For most regular, full-time employees, getting started with a 401K or 403(b) account (the 401K equivalent for public sector workers) is as simple as filling out a few forms. Check with your company’s HR officer to learn more about 401K enrollment requirements, which may include specific enrollment periods or a certain length of employment before you can begin investing. In addition, see if your company matches any portion of your contributions and at what level. If they do, try to contribute as much as necessary to earn the full match – otherwise, you’re throwing away free money!
Basic Allocation Decisions
Most retirement accounts allow you to make your own investment choices from their selected list of stocks, bonds and funds. If you do choose to allocate your 401K funds on your own from this list, you’ll need to make a few basic decisions:
Stocks versus Bonds. One of the biggest decisions you’ll need to make when it comes to allocating your retirement funds is the percentage you invest in stocks versus bonds. Stocks are riskier investment vehicles than bonds, which tend to offer steadier – if smaller – rates of return.

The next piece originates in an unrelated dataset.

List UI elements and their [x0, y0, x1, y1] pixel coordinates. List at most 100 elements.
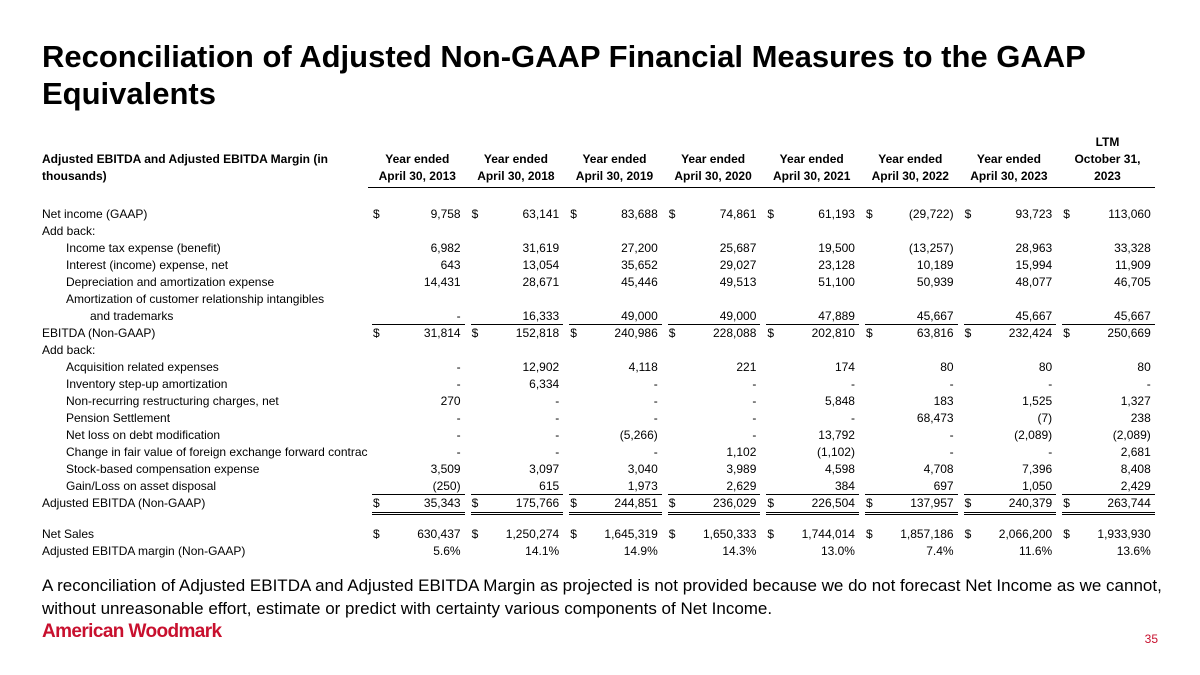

Of course, the proper investment ratio for you will change throughout your lifetime. For example, as you get older – and closer to relying on your retirement funds as a source of income – you’ll want to minimize your exposure to risk by investing more heavily in bonds.
Domestic versus International. Another important decision you’ll need to take into account is whether to invest in domestic (US-based) stocks only or to diversify with international funds as well. In general, international stocks and funds are riskier options, although growing economies around the world may offer a higher potential for financial gain. Most investment experts recommend at least a little exposure to growing markets through international stocks; however, you’ll need to take your personal tolerance for risk into consideration.
Take the Easy Way Out with Target Date Funds
Don’t worry if choosing your 401K fund allocations sounds like too much. More and more retirement savings account providers are offering “Target Date” funds, which automatically adjust the proportion of your money in stocks versus bonds as you near your target retirement date. These funds are typically named for their target retirement year – for example, “The Target 2030 Fund” – and are managed by account executives at the 401K provider. If you’re feeling overwhelmed, they’re a great “hands-free” way to ensure your retirement investment plans stay on track.